Fuji Hiro Crispy Chashu & Tamago Sando
Fuji Hiro Kani Tempura Sando
And completing some of the picture, the Things in Bread group, which also has Doh Hut and BAKE, have been doing exactly what the name suggests: taking their best bread and finding the most interesting things to put inside it. What makes it interesting? Not the regular queues out the door, but the regular specials. No hierarchy, no fuss, just a simple acknowledgement that a great white loaf deserves a great filling.
This is not, it should be said, a listicle. This is not “Leeds’ 47 Best Sandwiches Ranked,” with a stock photo of a baguette at the top and affiliate links to a meal-delivery service at the bottom. But if it were, the honourable mentions would be considerable and the arguments would be fierce. Shokupan, for the Japanese milk bread alone. Morty’s Focacceria, doing things with focaccia that should probably require planning permission.
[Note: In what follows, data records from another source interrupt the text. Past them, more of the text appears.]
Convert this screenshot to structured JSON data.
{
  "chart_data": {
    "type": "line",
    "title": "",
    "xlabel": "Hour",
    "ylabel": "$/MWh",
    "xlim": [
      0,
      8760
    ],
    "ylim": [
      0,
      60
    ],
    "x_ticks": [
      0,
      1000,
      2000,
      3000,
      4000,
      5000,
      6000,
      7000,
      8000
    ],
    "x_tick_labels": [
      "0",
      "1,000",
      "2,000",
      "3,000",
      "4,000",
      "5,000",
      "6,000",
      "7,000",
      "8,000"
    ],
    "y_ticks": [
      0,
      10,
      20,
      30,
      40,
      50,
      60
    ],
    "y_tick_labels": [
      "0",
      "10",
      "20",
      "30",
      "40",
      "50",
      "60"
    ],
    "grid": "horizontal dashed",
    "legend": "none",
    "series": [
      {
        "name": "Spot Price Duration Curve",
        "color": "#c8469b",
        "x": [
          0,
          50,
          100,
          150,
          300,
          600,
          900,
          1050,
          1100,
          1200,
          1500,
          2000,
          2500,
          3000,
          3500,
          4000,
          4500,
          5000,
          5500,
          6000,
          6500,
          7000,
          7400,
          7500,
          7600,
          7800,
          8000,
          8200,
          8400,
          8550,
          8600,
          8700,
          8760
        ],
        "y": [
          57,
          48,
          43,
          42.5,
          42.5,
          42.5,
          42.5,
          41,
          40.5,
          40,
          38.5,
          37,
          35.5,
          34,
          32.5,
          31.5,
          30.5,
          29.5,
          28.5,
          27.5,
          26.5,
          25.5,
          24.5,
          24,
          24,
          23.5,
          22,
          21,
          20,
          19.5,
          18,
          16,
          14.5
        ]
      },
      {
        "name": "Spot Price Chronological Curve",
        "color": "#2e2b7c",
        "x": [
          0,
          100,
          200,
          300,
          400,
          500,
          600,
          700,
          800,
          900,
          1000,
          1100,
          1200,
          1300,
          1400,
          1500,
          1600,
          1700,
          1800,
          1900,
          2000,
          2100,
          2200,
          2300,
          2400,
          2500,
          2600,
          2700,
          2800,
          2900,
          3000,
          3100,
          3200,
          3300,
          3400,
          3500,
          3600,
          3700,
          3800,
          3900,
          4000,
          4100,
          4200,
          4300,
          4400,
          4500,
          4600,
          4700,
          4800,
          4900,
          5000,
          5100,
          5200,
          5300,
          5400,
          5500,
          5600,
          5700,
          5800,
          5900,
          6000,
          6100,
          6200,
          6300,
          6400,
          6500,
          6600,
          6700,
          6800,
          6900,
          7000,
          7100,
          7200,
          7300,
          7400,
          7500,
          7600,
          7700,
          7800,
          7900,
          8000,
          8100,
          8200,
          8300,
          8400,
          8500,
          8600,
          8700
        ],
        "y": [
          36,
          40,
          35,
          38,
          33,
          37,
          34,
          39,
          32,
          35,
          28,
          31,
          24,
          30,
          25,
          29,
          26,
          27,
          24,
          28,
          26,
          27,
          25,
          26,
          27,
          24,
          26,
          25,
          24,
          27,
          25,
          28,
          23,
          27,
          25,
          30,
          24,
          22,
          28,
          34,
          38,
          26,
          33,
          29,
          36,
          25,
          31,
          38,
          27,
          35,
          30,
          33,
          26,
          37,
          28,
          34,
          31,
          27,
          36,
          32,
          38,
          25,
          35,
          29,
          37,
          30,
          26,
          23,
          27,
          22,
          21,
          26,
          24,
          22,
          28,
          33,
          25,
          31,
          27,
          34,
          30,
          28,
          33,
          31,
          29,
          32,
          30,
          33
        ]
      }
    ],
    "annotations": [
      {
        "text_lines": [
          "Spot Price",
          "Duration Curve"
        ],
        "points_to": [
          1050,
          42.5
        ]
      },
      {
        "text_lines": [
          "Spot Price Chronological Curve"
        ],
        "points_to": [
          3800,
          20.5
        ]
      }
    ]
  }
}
Brød Sandwich Bar, bringing restraint to a city that doesn’t always do restraint. Cheesy Living Co and their in-house bakery Fold, whose focaccia has quietly become one of the most talked-about pieces of bread in Leeds. Manjit’s Kitchen, whose chilli paneer wrap has been making the case for plant-based sandwiches long before it was fashionable. Miles & Co on Kirkgate have been quietly doing the thing properly for anyone who knows: solid sandwiches from 11am, a Jambon Beurre that earns its place on any shortlist, and bread from Bluebird in Kirkgate Market keeping the whole thing grounded in something local and real. And The Galley Delicatessen, which would be on any serious list and deserves to be on far more of them than it currently appears. Consider this a formal acknowledgement. The list doesn’t exist. But if it did, you’d need a whole week free.
So what is it about Leeds and bread? Part of it is practical. This is a city that eats on the move, that works long hours, that has always valued substance over theatre. But part of it is something more particular to this moment. Leeds has a generation of chefs and operators who have trained at serious restaurants, travelled specifically to eat, and come back wanting to channel that into something accessible. The sandwich, or the wrap, the panino, the sando, the saj, is the perfect vehicle for that. It’s democratic without being dumbed down. It rewards craft without demanding ceremony.
From Lebanese flatbreads researched in Beirut to salt beef, from vodka chicken parms and legendary chefs making 300-mile pilgrimages, Leeds is making some of the most considered bread-based food in the country right now. You don’t need a reservation. You just need to show up hungry.
Maybe we can talk about things on bread next?